COVID-19 complaints not considered “imminent danger.” The plaintiffs have repeatedly contacted OSHA by phone and letter, and even in late June, provided sworn employee declarations of the dangerous conditions, according to the complaint.

However, “Plaintiffs have been told by phone that OSHA refuses to treat any complaint regarding COVID-19 as an imminent danger complaint,” the plaintiffs said.

It’s a pattern. “OSHA’s seeming refusal to protect so-called essential workers—many of whom are low-wage workers, immigrants, and people of color—from the imminent dangers they face caused by Maid-Rite’s failure to expend the resources necessary to protect its employees is part of a pattern,” the complaint states. The plaintiffs allege that a Florida OSHA official recently told a worker who was complaining about workplace conditions that may contribute to the spread of COVID-19, that “OSHA is ‘not performing any inspections or any type of enforcement regarding coronavirus’ at the present time.”

Notably, under OSHA’s internal operating procedures, an OSHA inspection is a prerequisite to an enforceable OSHA action, the plaintiffs pointed out.

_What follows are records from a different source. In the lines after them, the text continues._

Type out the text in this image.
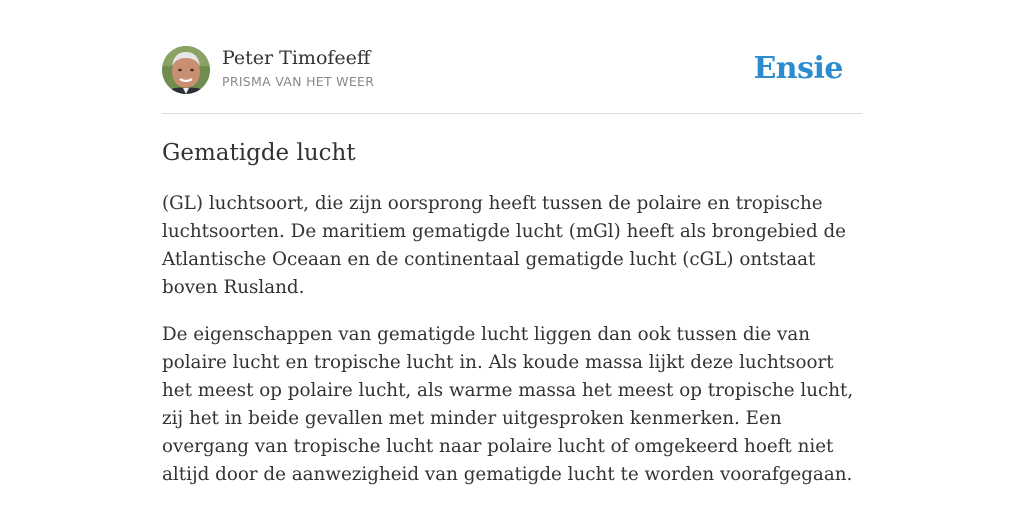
Peter Timofeeff
PRISMA VAN HET WEER	Ensie
Gematigde lucht

(GL) luchtsoort, die zijn oorsprong heeft tussen de polaire en tropische luchtsoorten. De maritiem gematigde lucht (mGl) heeft als brongebied de Atlantische Oceaan en de continentaal gematigde lucht (cGL) ontstaat boven Rusland.

De eigenschappen van gematigde lucht liggen dan ook tussen die van polaire lucht en tropische lucht in. Als koude massa lijkt deze luchtsoort het meest op polaire lucht, als warme massa het meest op tropische lucht, zij het in beide gevallen met minder uitgesproken kenmerken. Een overgang van tropische lucht naar polaire lucht of omgekeerd hoeft niet altijd door de aanwezigheid van gematigde lucht te worden voorafgegaan.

What else can we do? The plaintiffs allege that they have done everything else they can to get OSHA’s attention—and there is also the earlier complaint about the same conditions that should have piqued the federal agency’s interest.

“Plaintiffs cannot wait any longer for OSHA to act,” the complaint states. “Pursuant to the mechanism Congress created for the express purpose of situations like the one before the Court here,” the plaintiffs are asking the court “to order the Secretary, through OSHA, to obtain immediate relief from the imminent dangers the Worker Plaintiffs and their coworkers face every day they report to work.”

The plaintiffs filed their lawsuit in the Middle District of Pennsylvania; the case is No. 3:20-cv-01260-MEM.